In some ways, The Office's successes became its failure. While the UK version was undeniably anchored on the obnoxious David Brent, the US version was very much so an ensemble effort--so much so that Steve Carell's departure was not an immediate end to the show, as the UK version undeniably would have been. We grew to know and like the characters, which when it's all said and done have accumulated over a dozen distinct personalities, twice more than the usual sitcom. Even marginal characters, such as Creed and Meredith, had enough depth to be the focus of more than one episode. But that strength also became its weakness, as new characters kept getting added with little to add themselves. Ryan, who started as an intern, ended up contributing to basically nothing since season two aside from some ineffective side plot. Sweet Erin, while providing plenty of fodder for romance, has turned out to be simply a foil to bounce off of instead of a character in her own right, which is a shame.

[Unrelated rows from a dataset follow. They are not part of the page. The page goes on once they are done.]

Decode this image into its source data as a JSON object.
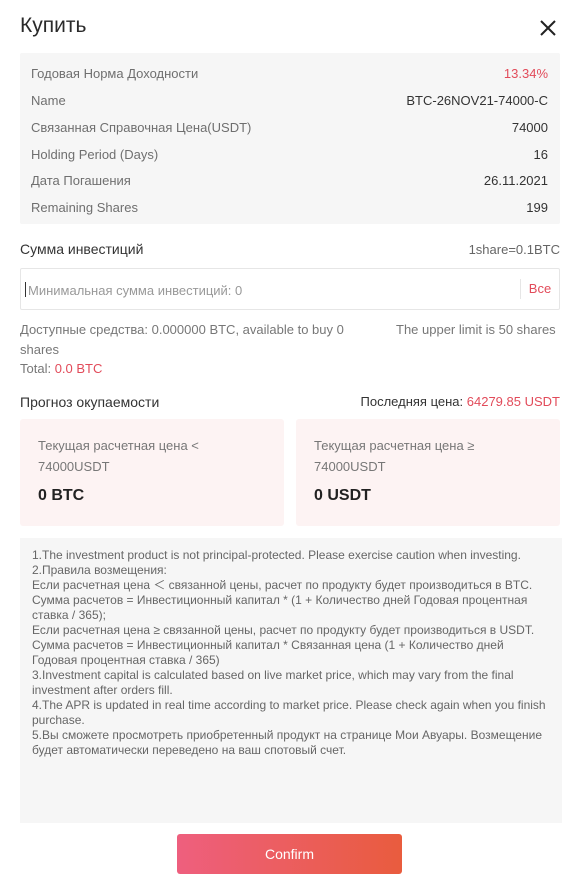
{
  "dialog": {
    "title": "Купить",
    "close_icon": "close-icon"
  },
  "info": {
    "rows": [
      {
        "label": "Годовая Норма Доходности",
        "value": "13.34%"
      },
      {
        "label": "Name",
        "value": "BTC-26NOV21-74000-C"
      },
      {
        "label": "Связанная Справочная Цена(USDT)",
        "value": "74000"
      },
      {
        "label": "Holding Period (Days)",
        "value": "16"
      },
      {
        "label": "Дата Погашения",
        "value": "26.11.2021"
      },
      {
        "label": "Remaining Shares",
        "value": "199"
      }
    ]
  },
  "investment": {
    "label": "Сумма инвестиций",
    "share_rate": "1share=0.1BTC",
    "placeholder": "Минимальная сумма инвестиций: 0",
    "value": "",
    "all_button": "Все"
  },
  "available": {
    "text": "Доступные средства: 0.000000 BTC, available to buy 0 shares",
    "upper_limit": "The upper limit is 50 shares",
    "total_label": "Total:",
    "total_value": "0.0 BTC"
  },
  "forecast": {
    "label": "Прогноз окупаемости",
    "last_price_label": "Последняя цена:",
    "last_price_value": "64279.85 USDT",
    "cards": [
      {
        "condition": "Текущая расчетная цена < 74000USDT",
        "amount": "0 BTC"
      },
      {
        "condition": "Текущая расчетная цена ≥ 74000USDT",
        "amount": "0 USDT"
      }
    ]
  },
  "notes": [
    "1.The investment product is not principal-protected. Please exercise caution when investing.",
    "2.Правила возмещения:",
    "Если расчетная цена ＜ связанной цены, расчет по продукту будет производиться в BTC. Сумма расчетов = Инвестиционный капитал * (1 + Количество дней Годовая процентная ставка / 365);",
    "Если расчетная цена ≥ связанной цены, расчет по продукту будет производиться в USDT. Сумма расчетов = Инвестиционный капитал * Связанная цена (1 + Количество дней Годовая процентная ставка / 365)",
    "3.Investment capital is calculated based on live market price, which may vary from the final investment after orders fill.",
    "4.The APR is updated in real time according to market price. Please check again when you finish purchase.",
    "5.Вы сможете просмотреть приобретенный продукт на странице Мои Авуары. Возмещение будет автоматически переведено на ваш спотовый счет."
  ],
  "confirm_label": "Confirm",
  "colors": {
    "accent": "#e24b5a",
    "button_start": "#ee5f7e",
    "button_end": "#e95c3e"
  }
}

Now, don't get me wrong. I still love watching The Office. While it's clearly a shell of its former self, it still maintains the legacy of its history. I still care about these characters even if barely registers as a comedy anymore. And, to be fair, some episodes--especially featuring Dwight, who is one of the few characters that has grown into both a parody of himself as well as a legitimate character with which we empathize--still harken back to the glory days of comedy gold. Still, this was a program that managed to have its own convention a mere three or four years into its run. You wouldn't see that today.

Part of me wants to see the show end before it descends any further; part of me wants there to be yet one last season, but specifically set as its last so the writers put in the extra effort. Since the season is winding down, I suspect we shall find out shortly.